3. The support of vulnerable newcomers is regulated in the Basic Welfare Support Act (Grundversorgungsgesetz GVG-B 2005). The dispersal of asylum seekers over the territory and the financing is regulated in the Basic Welfare Support Agreement (Grundversorgungsvereinbarung GVV Artikel 15a B-VG). A critical analysis of the adoption and implementation of minimum reception standards, laid down in the EU Directive 2003/9/EC, was presented by Rosenberger & König (Citation2012).

4. Until July 2015 asylum seekers were obliged to present themselves, respectively, assigned to one of the two federal centres for initial reception (Traiskirchen or Thalham); since then the admission procedure takes place in seven federal distribution centres (‘Verteilerquartiere’).

5. Welfare benefits depend on the type of accommodation and the provisions of the specific laws of the Länder. In Vienna, the financial support for organized accommodation amounted to 570 Euros per person and month in 2016 (19 Euros per day for the facility operator if full board is provided; in the case of self-catering asylum seekers get 5 Euro thereof). For individual accommodation significantly less money is provided, a single person received only 320 Euro (120 Euro rent subsidy and 200 Euro meal allowance) in 2016.

6. In Vienna support for couples amounts to 628 Euros per person, 419 Euros for adult children, 226 Euros for minor children; see website of the City of Vienna: https://www.wien.gv.at/gesundheit/leistungen/mindestsicherung/mindeststandards.html [15 June 2017].

7. The new allocation system allows applicants to move forward in the waiting list for three months per five years of residence in Vienna (up to nine months for a maximum period of 15 years). This change, which in public discourse is termed as ‘home advantage for Viennese’, can be seen as a soft version of welfare chauvinism, i.e. a politics, which wishes to reserve welfare-state services for locals and those who have paid into the national social insurance system for a certain period of time. As in the first year after introduction, 69% of the applicants have received the maximum bonus of nine months (Der Standard, 14 July 2016), structural disadvantage for recognized refugees can be assumed.

8. The collected visual data include photographs of respondents’ present homes and city maps showing interviewees’ residential stations and whereabouts in Vienna.

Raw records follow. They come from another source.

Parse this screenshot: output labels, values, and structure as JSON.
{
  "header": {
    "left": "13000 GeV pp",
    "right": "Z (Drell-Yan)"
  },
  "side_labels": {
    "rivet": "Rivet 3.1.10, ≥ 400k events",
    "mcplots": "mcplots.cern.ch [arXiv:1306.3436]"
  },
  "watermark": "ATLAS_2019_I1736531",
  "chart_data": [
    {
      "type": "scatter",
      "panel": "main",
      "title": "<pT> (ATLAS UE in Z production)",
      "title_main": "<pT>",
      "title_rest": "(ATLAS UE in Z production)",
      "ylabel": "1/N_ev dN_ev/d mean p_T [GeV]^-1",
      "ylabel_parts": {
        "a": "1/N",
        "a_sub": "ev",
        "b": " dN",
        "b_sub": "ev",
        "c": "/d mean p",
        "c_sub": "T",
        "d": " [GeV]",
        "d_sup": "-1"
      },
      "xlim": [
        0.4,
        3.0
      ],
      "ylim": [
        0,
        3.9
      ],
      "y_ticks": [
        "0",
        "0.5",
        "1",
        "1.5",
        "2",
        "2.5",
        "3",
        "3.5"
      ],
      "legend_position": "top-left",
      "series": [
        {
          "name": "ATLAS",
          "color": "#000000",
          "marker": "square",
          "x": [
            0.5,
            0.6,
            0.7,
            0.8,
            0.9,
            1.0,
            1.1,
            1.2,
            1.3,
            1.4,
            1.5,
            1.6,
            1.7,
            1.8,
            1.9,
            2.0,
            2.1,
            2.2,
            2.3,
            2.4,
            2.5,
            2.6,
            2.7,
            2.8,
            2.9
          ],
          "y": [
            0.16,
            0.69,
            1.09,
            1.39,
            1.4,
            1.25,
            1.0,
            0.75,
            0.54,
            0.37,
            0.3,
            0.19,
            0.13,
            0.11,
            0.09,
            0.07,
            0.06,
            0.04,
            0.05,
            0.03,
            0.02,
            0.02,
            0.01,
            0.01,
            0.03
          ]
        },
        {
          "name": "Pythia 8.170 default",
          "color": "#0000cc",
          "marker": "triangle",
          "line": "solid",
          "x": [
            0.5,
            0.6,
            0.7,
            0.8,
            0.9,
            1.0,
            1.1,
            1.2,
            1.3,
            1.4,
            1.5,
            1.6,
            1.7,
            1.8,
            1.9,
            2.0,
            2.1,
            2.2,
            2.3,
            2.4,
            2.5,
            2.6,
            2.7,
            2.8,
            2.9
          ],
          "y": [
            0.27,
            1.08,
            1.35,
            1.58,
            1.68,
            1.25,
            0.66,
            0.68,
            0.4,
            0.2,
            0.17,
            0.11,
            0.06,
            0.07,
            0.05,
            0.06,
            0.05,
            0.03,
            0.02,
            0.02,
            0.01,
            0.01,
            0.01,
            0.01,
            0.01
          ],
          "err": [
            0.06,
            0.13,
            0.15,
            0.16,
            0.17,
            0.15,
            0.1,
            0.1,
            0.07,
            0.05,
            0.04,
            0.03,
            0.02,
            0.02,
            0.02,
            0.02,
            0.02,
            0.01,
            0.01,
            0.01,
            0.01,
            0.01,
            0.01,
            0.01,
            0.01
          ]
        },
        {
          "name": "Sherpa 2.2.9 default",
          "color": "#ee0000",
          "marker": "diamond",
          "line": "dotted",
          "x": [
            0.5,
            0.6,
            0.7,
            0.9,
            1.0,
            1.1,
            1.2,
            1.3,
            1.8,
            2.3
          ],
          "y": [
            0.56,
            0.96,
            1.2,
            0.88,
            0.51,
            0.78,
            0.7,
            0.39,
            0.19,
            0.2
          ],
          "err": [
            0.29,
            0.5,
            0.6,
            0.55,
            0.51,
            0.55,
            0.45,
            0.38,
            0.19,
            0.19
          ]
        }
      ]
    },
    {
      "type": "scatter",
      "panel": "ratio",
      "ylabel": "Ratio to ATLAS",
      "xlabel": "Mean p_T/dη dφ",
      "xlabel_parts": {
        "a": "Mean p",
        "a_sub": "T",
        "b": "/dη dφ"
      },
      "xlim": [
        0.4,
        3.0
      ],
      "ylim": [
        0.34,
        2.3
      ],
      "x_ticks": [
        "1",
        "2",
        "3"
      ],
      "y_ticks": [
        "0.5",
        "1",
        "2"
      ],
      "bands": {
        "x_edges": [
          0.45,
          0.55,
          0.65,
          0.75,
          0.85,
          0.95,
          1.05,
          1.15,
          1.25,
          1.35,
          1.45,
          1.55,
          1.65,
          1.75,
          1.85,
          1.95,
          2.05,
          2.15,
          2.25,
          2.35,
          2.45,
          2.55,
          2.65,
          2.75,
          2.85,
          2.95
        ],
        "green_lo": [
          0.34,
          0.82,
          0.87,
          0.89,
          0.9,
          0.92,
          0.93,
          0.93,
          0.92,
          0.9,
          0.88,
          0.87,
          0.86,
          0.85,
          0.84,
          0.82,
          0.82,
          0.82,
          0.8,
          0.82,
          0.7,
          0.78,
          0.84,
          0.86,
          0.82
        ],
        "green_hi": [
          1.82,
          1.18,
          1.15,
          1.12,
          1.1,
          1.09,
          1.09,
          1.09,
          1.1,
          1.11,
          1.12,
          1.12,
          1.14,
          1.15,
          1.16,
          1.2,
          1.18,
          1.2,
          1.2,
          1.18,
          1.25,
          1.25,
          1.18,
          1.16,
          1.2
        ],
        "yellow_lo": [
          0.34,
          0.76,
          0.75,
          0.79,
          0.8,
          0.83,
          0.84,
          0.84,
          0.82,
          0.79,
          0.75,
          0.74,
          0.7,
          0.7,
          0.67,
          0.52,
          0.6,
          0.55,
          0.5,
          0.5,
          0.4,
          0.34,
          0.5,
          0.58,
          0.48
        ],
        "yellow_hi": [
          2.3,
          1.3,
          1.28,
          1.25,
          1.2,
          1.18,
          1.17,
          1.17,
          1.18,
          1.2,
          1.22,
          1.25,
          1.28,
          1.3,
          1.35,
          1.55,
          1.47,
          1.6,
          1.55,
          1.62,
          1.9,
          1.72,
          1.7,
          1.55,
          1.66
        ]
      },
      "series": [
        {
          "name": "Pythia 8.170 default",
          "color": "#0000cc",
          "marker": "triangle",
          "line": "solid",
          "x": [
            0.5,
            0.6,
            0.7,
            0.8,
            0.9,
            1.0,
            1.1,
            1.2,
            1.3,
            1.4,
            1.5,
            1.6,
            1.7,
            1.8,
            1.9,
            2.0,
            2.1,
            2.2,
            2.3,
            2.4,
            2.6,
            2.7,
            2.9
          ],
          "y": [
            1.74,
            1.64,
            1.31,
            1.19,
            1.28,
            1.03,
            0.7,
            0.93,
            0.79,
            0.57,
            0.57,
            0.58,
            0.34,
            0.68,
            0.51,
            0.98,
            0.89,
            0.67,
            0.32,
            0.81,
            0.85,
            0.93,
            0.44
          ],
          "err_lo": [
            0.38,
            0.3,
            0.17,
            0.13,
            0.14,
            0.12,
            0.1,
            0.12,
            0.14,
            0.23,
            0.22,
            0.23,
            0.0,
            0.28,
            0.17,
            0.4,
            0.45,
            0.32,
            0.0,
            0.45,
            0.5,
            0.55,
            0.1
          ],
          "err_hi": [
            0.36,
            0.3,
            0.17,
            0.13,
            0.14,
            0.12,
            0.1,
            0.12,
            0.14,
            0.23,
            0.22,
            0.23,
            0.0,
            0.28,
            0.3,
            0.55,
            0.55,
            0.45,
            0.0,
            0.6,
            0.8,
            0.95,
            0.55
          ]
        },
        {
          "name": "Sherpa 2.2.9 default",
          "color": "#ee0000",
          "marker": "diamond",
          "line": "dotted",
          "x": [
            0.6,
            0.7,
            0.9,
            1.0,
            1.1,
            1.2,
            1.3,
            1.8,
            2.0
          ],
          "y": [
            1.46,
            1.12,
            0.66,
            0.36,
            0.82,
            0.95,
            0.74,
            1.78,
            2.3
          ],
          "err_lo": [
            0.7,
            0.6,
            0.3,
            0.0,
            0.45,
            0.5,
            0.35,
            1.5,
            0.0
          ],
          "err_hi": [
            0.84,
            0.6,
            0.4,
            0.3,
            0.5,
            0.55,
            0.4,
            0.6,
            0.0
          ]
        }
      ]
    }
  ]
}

9. According to statistics published by the Ministry of the Interior 388 resettlement refugees were admitted in 2014 and 758 in 2015 – that corresponds to about one per cent of the total of asylum claims in Austria. As application for international protection in Austria can only be made on national territory, government assisted refugees also have to visit the reception centre but are not transferred to organized accommodation. Having received asylum status within a few days, they are directly accommodated in the sector of ‘very social housing’.

10. Prekarium is a contractual basis for using a flat or a room free of charge but includes the right of withdrawal.

11. The quotations stem from own investigation, taken from the real estate website ‘Willhaben’ (15 August 2016).

12. Following the comparative overview of Flatau et al. (Citation2015), asylum seekers in these three countries experience a more difficult pathway to housing than sponsored/offshore refugees.